The socio-economic impact of the COVID-19 pandemic is especially hard-hitting for younger generations in Africa. The youth are faced with multiple challenges including disruptions to education, training and on-the-job learning. They are further impacted by employment and income losses due to layoffs and reduced working hours.
Despite massive obstacles, the employment crisis should be an opportunity for immense transformation.
The pandemic has shown that digital technology is now vital for every economy, greatly increasing the potential for Information and Communication Technologies (ICT) to solve growing problems of unemployment and skills development across the continent.
However, the success of countries’ responses to this crisis, the sustainability of the recovery, and the achievement of long-term development goals will hinge on healthy, skilled, young people contributing their labour, ideas and expertise, particularly in the ICT sector.
Lessons from the pandemic: overcoming hurdles
African economies are heavily dependent on direct trade and face-to-face business interactions, which was severely limited by COVID-19 travel restrictions that blocked movement across and within borders. With such restrictions on trade and businesses, more people were placed back into decline in African countries than in modern economies that were already geared toward digital communications, highlighting the urgent need for the continent to catch up to the rest of the world.

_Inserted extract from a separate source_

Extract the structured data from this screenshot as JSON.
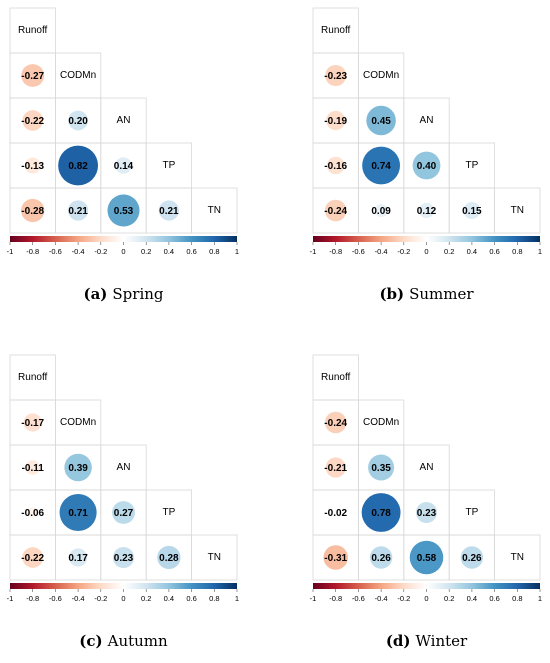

The biggest advantage of ICT development lies in the enablement of access to markets and the free flow of information. Furthermore, it provides for remote communication where distance is an issue, while allowing for skills to be transferred from one geographic location to another without the physical need to travel. This is critical for economic development in the current global climate.
Considerations before technology can be deployed
While technology has the potential to solve many problems, there are a number of factors that need to be considered beforehand. The chosen technology needs to be suitable for the specific application. This is due to major challenges experienced when it comes to deploying technologies on the continent – obstacles created by lack of infrastructure and unreliable power supply, particularly in rural locations.
Such challenges require unique solutions tailored specifically for those conditions. As a result, each country will need to ensure their unique requirements can be met and that they can support and look after the technology themselves to avoid dependency, which includes consideration for skills transfer.
Sustainability is also an important consideration to ensure that the technology works as it should and that it can be properly maintained after deployment.
In-sourcing technology is the answer
While outsourcing involves transferring a task or responsibility to a third-party provider, often offshore, an in-sourced capability offers greater control. This is largely because it becomes a natural extension to the organisation that offers an understanding of the business as well as incremental value.
As technologies are constantly emerging and evolving, in-sourcing takes care of the support and maintenance required to keep everything running – change can be dealt with inside the country, rather than from the outside in. The technology chosen needs to be robust, simple to set up and easy to use, and this is where finding the right in-sourcing partner can make all the difference.
Choose partners wisely
ICT brings with it numerous specific requirements, such as digital literacy and ICT education, electronic security and so forth, which means that new skills are required. This can be overwhelming for a single party to handle, so partnership models are useful here.
Partnerships essentially enable a complex assortment of requirements to be unbuttoned into the requisite components. Learnings from other countries can be transferred to other locations, and partnerships between technology providers ensure that the technology is used in the relevant areas and that all challenges relating to the use of the technology can be addressed.
Bringing ICT capabilities to African countries will be beneficial to every sector and every individual. The healthcare industry will benefit from remote access to specialists in other parts of the world, which is critical in keeping the workforce healthy and productive to achieve economic recovery.
Education will benefit from the free flow of information and the business sector gains the global communication capability necessary to thrive. Here, it’s important to bear in mind that ICT is largely well specified and standardised, which means that it’s possible to build something in South Africa, ship it out to another country on the continent and it’s plug-and-play from that point.
Through in-sourcing, communications technology now helps providers to support clients through online mechanisms to configure systems and manage equipment remotely and training is made possible through video conferencing and other online platforms. All of which adds up to shorter time frames to deploy solutions that are going to start solving Africa’s unemployment and skills shortage problems through job creation and training and development.